Johannesburg Cosatu members at the office of Gauteng premier Panyaza Lesufi on Thursday.

  • Cosatu leaders in Johannesburg were not impressed by the absence of the Gauteng premier at the handing over of their memorandum.
  • Premier Panyaza Lesufi was at the site of the Boksburg gas leak on Thursday morning.
  • Deputy Minister of Water and Sanitation, David Mahlobo, received the memorandum from workers. 

Cosatu’s Johannesburg leaders were not shy to voice their ire on Thursday when Gauteng Premier Panyaza Lesufi failed to meet them at his offices in Newtown.

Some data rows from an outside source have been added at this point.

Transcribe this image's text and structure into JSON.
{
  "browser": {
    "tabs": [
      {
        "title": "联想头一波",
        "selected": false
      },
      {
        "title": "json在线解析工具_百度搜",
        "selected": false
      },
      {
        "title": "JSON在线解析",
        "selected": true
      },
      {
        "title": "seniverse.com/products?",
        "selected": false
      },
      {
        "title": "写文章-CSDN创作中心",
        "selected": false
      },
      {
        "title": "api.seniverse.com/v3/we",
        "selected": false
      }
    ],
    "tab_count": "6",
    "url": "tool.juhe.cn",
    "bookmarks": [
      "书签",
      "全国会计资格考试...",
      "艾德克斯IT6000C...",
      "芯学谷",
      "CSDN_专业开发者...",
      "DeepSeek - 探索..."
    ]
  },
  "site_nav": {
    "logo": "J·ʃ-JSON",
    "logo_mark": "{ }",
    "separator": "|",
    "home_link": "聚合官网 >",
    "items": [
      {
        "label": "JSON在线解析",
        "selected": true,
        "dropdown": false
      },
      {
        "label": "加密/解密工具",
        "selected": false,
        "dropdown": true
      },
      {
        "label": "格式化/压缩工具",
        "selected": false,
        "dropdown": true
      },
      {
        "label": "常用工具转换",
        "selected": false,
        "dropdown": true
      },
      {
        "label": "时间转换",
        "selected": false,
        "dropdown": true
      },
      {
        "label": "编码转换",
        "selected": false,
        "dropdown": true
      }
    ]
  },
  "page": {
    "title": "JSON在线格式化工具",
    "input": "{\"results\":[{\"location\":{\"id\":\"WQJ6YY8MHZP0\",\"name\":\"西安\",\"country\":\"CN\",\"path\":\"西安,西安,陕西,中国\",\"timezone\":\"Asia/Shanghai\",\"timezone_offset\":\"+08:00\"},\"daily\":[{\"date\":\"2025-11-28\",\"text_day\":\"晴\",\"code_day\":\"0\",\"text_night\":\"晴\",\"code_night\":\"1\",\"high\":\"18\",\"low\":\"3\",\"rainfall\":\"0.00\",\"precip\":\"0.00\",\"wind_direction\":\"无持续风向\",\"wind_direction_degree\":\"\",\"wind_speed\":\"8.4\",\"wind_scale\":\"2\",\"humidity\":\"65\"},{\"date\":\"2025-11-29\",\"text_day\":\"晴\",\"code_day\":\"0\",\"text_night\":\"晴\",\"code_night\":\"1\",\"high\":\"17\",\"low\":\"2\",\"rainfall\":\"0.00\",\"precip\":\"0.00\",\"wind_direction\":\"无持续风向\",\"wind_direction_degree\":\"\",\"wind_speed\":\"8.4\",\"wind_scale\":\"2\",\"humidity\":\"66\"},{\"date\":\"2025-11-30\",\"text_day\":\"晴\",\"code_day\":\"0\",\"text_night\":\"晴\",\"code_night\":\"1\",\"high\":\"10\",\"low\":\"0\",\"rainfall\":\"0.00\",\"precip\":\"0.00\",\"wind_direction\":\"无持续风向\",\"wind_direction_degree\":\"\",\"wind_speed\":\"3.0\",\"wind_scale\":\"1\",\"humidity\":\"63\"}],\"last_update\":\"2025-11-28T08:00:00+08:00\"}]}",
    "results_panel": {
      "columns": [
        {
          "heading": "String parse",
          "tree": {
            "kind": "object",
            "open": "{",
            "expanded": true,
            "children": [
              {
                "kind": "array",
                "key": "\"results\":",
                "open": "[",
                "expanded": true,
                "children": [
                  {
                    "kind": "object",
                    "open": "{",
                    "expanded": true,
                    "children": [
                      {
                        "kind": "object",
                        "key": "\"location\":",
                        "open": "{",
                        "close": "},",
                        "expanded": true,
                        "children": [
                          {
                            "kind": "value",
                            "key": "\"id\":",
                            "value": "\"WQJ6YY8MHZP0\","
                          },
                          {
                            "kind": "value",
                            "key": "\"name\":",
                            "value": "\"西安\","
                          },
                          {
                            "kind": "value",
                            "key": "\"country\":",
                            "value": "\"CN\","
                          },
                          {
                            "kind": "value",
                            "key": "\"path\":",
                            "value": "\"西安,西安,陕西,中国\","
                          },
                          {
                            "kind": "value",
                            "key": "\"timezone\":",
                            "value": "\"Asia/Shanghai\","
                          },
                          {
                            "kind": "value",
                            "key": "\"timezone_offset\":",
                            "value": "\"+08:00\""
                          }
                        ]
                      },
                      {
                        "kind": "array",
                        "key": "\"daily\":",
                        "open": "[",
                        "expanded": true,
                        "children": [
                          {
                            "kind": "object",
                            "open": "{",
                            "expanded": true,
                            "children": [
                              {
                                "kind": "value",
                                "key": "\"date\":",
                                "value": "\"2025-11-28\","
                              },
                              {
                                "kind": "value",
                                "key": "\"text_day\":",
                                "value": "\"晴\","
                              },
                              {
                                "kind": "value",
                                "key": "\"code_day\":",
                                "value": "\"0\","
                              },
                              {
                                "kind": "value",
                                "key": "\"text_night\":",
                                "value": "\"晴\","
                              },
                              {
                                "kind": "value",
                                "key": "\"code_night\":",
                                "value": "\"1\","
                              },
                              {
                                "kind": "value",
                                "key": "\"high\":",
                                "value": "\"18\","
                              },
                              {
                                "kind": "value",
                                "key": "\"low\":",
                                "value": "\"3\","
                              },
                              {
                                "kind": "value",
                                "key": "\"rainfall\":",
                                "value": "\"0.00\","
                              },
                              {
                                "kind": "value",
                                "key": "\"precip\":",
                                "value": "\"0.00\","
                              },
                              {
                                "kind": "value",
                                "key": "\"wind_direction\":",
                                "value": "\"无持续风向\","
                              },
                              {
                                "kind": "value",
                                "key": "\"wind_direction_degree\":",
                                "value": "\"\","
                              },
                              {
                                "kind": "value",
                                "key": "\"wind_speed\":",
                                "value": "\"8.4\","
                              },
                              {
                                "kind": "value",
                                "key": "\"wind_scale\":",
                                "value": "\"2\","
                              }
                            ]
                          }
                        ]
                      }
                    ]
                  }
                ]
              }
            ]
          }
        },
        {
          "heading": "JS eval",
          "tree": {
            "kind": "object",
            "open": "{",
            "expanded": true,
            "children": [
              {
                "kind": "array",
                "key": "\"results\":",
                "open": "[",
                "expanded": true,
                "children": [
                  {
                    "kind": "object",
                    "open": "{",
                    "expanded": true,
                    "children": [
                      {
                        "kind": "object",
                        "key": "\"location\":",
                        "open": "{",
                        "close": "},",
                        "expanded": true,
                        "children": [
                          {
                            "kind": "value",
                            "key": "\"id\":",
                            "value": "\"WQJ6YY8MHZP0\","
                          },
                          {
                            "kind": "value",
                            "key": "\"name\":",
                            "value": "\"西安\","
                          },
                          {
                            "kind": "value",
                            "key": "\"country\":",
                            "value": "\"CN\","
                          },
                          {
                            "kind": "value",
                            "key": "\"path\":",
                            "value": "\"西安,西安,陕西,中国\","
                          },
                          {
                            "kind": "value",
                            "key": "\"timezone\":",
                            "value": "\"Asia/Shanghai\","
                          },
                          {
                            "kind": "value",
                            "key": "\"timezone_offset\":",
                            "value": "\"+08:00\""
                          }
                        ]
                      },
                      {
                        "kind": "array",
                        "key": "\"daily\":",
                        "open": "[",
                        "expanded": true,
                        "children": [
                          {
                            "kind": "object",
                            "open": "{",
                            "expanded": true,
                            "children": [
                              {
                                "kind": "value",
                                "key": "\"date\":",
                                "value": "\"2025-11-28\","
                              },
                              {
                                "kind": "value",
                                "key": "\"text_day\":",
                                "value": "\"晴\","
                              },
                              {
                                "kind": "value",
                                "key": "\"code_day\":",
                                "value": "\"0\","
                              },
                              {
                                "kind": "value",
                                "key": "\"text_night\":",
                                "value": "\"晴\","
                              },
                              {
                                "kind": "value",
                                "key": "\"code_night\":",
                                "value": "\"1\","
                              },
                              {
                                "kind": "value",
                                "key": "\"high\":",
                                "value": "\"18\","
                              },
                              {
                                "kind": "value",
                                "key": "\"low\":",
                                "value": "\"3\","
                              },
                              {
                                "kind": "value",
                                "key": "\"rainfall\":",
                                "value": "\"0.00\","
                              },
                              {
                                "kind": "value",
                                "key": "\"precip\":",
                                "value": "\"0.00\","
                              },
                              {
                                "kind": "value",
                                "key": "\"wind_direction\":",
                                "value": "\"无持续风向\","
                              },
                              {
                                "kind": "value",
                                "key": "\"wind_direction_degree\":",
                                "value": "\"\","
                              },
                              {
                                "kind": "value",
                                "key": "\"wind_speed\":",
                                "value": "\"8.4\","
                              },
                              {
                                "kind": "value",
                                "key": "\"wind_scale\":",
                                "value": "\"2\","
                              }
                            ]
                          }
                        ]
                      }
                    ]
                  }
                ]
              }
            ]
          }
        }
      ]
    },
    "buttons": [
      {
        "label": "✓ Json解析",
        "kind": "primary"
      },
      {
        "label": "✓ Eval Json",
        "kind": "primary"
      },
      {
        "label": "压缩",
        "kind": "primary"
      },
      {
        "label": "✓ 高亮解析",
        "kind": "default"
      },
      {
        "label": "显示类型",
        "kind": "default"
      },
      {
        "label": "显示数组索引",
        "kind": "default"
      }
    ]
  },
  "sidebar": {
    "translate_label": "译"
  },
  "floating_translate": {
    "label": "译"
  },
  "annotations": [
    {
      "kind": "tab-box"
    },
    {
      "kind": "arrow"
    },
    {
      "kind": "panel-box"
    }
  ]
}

Lesufi was in Boksburg at the Angelo informal settlement at midday after 17 people died from a gas leak on Wednesday night.

Marchers in red made two stops along the way – the first at the South African Local Government Association (Salga) and the second at the Department of Employment and Labour.

The crowd had thinned somewhat when they reached the downtown offices, but spirits were still high.

After vowing to remain in front of the building until the premier arrived, Cosatu leaders gave in and said his “stooges” could come and accept the memorandums on his behalf, but they needed to respond to them “properly” within 14 days.

Cosatu was joined by the Democratic Nursing Organisation of South Africa (Denosa); the Chemical, Energy, Paper, Printing, Wood and Allied Workers Union (CEPPWAWU); and the Agricultural Food and Allied Democratic Workers Union (AFADWU).

READ | Cosatu members demand serious government action on crime

Deputy Minister of Water and Sanitation David Mahlombo received the memorandums on behalf of the Gauteng province, the South African Reserve Bank, the South African Police Service and the Human Rights Commission.

The workers are demanding:

  • the increase of the Social Relief of Distress grant in the October medium budget policy statement; 
  • extending the Presidential Employment Stimulus to accommodate 1 million active participants in October this year and 2 million in February 2024;
  • ensuring the implementation of the two-pot retirement system reforms on 1 March 2024;
  • unblocking the delays in the rollout of the public infrastructure programme;
  • intervention in the 36 municipalities routinely failing to pay their employees;
  • the repealing of the Municipal Systems Amendment Act clause banning all 350 000 municipal workers from holding office in a political party at any level;
  • urgent intervention in rebuilding and modernising Transnet and Metrorail;
  • urgent intervention to prevent the collapse and liquidation of the Post Office;
  • allocation of additional resources to ensure the SAPS, NPA, SIU, Hawks and judiciary are sufficiently resourced to win the war against crime and corruption;
  • allocate further funds to SARS to tackle tax evasion and customs fraud; and
  • filling of all funded public service and sector vacancies by December.

Addressing workers, the union said the “snub” by Lesufi was proof that the government was using workers for their vote and was not serious about workers’ rights.

Speaking to News24 before the march on Thursday morning, Cosatu second deputy president Duncan Luvuno said there would be more protests to come.